Legionarios

El Pastor Osman Chávez

El defensa tiene como meta convertirse en pastor evangélico. Es líder espiritual en Cracovia.

2011-03-14

Su vida es sinónimo de fidelidad, perseverancia y fe. Osman Chávez ha demostrado que todo es posible si puedes creer.

El espigado defensor hondureño que brilla en el balompié de Polonia se ganó a pulso la titularidad en el campeón polaco, Wisla Cracovia. Atrás quedó su odisea por el continente europeo en busca de un equipo para poder mostrar su talento.

“No fue fácil ganarme un lugar, pero gracias a Dios ahora tengo la oportunidad y espero seguir manteniéndola, trabajando con el mismo sacrificio, unidad y entrega”, nos cuenta Osman.

“Lo importante es competir a un alto nivel, estoy bastante cómodo, feliz y espero aprovechar cada momento”, menciona el jugador, quien espera la renovación de su contrato, el cual vence este año con el Wisla.

Su equipo se mantiene en el liderato de la Liga polaca, el sábado Osman fue titular en el triunfo 2-0 sobre Widzew Lodz. “Espero alcanzar ese sueño de ganar el título con mi equipo”, expresó Chávez.

SU MAYOR SUEÑO
Aunque levantar la copa en Polonia es una de sus mayores ambiciones, hay algo más que ilusiona a Chávez, un sueño que acaricia desde hace mucho tiempo, pero que se ha fortalecido desde que tocó suelo europeo: convertirse en embajador de Cristo.

El líder espiritual de la Selección se ha propuesto estudiar Teología, una vez que defina su retiro del fútbol. Sin embargo, desde hace años Osman se ha dedicado a “llevar la Palabra de Dios a donde vaya”.

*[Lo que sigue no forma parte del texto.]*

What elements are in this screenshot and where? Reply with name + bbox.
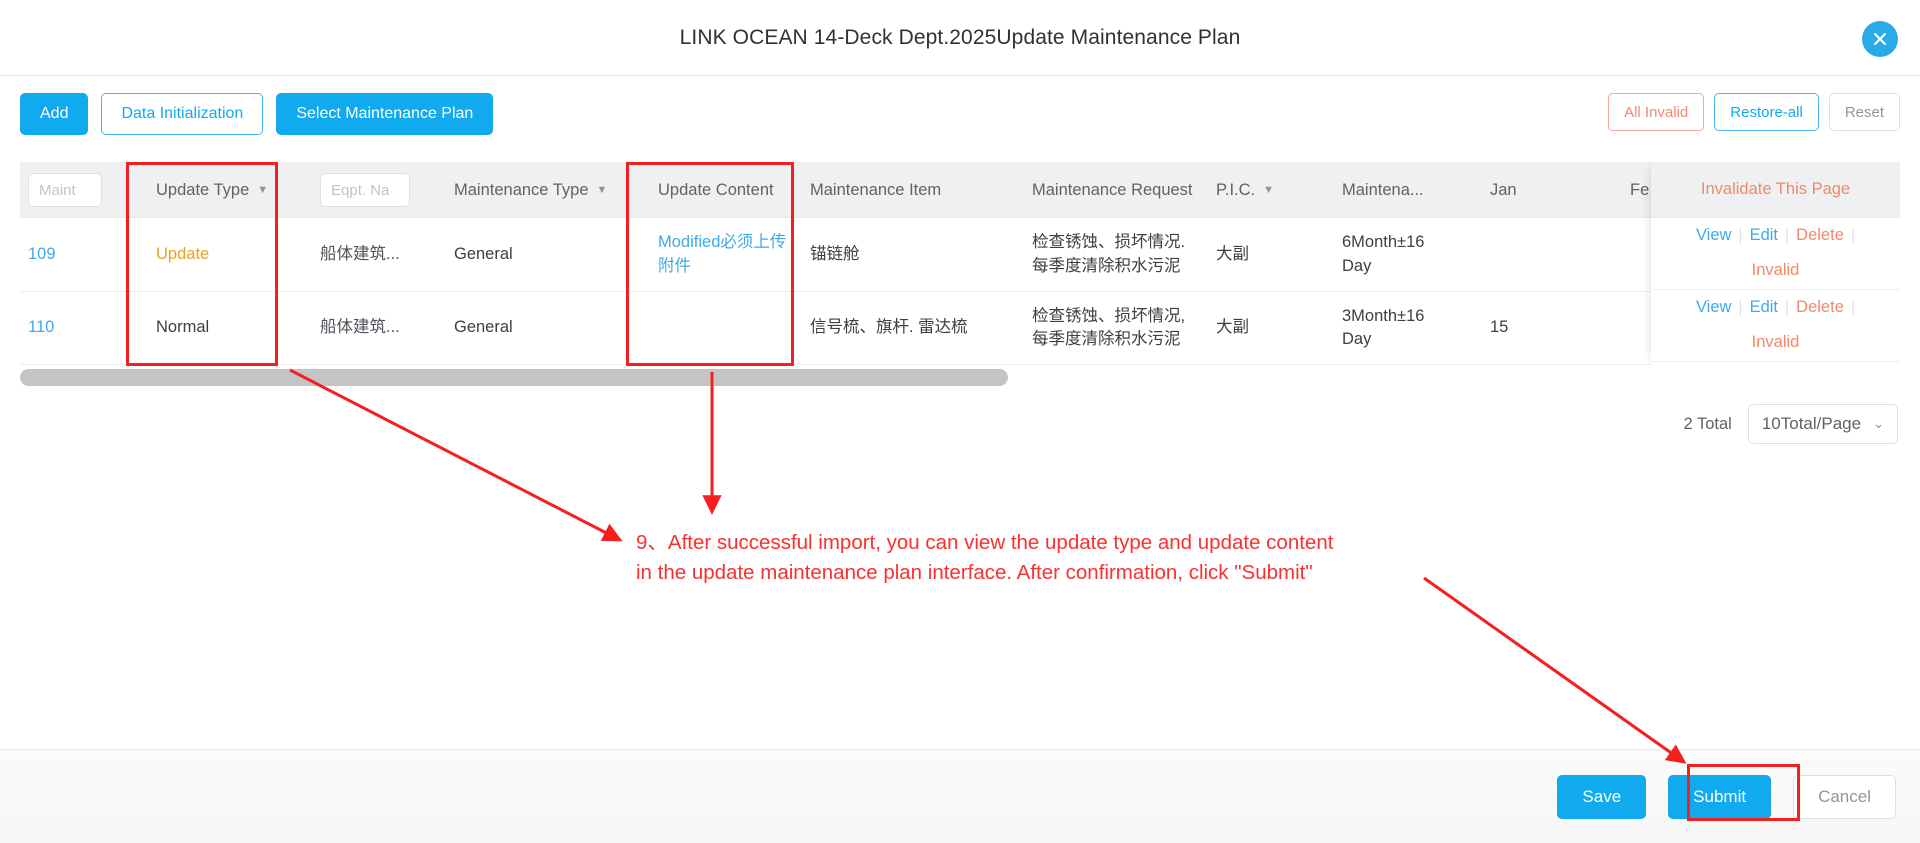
column-header-maintenance-request: Maintenance Request: [1032, 162, 1193, 218]
chevron-down-icon: ▼: [1263, 184, 1275, 196]
column-header-feb-label: Fe: [1630, 180, 1650, 199]
cell-id: 109: [28, 244, 56, 263]
cell-maintenance-cycle: 3Month±16 Day: [1342, 306, 1425, 348]
maint-id-filter-input[interactable]: Maint: [28, 173, 102, 207]
column-header-update-type-label: Update Type: [156, 180, 250, 199]
eqpt-name-filter-input[interactable]: Eqpt. Na: [320, 173, 410, 207]
cell-update-content[interactable]: [658, 292, 798, 364]
cell-maintenance-cycle: 6Month±16 Day: [1342, 233, 1425, 275]
column-header-pic[interactable]: P.I.C. ▼: [1216, 162, 1274, 218]
cell-maintenance-type: General: [454, 244, 513, 263]
column-header-update-content: Update Content: [658, 162, 774, 218]
chevron-down-icon: ⌄: [1873, 416, 1884, 431]
toolbar-right-group: All Invalid Restore-all Reset: [1608, 93, 1900, 131]
scrollbar-thumb[interactable]: [20, 369, 1008, 386]
select-maintenance-plan-button[interactable]: Select Maintenance Plan: [276, 93, 494, 135]
action-separator: |: [1850, 298, 1856, 316]
cell-update-content[interactable]: Modified必须上传附件: [658, 218, 798, 291]
edit-link[interactable]: Edit: [1750, 295, 1778, 321]
column-header-jan-label: Jan: [1490, 180, 1517, 199]
invalid-link[interactable]: Invalid: [1661, 258, 1890, 284]
maint-id-filter-cell: Maint: [28, 162, 102, 218]
column-header-maintenance-cycle: Maintena...: [1342, 162, 1424, 218]
column-header-maintenance-cycle-label: Maintena...: [1342, 180, 1424, 199]
cell-pic: 大副: [1216, 244, 1249, 263]
view-link[interactable]: View: [1696, 295, 1731, 321]
row-actions: View | Edit | Delete | Invalid: [1651, 290, 1900, 362]
table-row[interactable]: 110 Normal 船体建筑... General 信号梳、旗杆. 雷达梳 检…: [20, 292, 1900, 365]
close-icon[interactable]: [1862, 21, 1898, 57]
cell-maintenance-request: 检查锈蚀、损坏情况, 每季度清除积水污泥: [1032, 306, 1186, 348]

“Cada domingo asisto a la iglesia cuando no tengo partidos y siempre estoy reuniéndome en casa de pastores y en discipulados, compartiendo mi testimonio y haciendo lo que puedo para dar a conocer el evangelio”, añadió.

También admitió ser reconocido como el guía espiritual del Cracovia y aunque la barrera del idioma le impide predicar como lo hacía en Platense y en la Bicolor, se las ingenia para dar palabras alentadoras a sus compañeros. “Algunos de ellos no conocen nada de la palabra de Dios y se nota la necesidad que tienen de estar más cerca y de creer en Él. Tienen su propia forma de ver las cosas y cuando les hablo de cómo es una vida en Cristo se quedan con la boca abiertas”.

De su observación del pueblo polaco, Osman deduce que: “Tienen diferentes maneras de creer en Dios, son personas que tienen su propio estilo, el 99% son católicos, son personas respetuosas pero viven en su propio mundo y allí veo las necesidades que hay aquí de que conozcan de Dios”.

Así transcurren sus días en Polonia, entre el fútbol y su fe, conquistando títulos para su carrera y almas para Dios.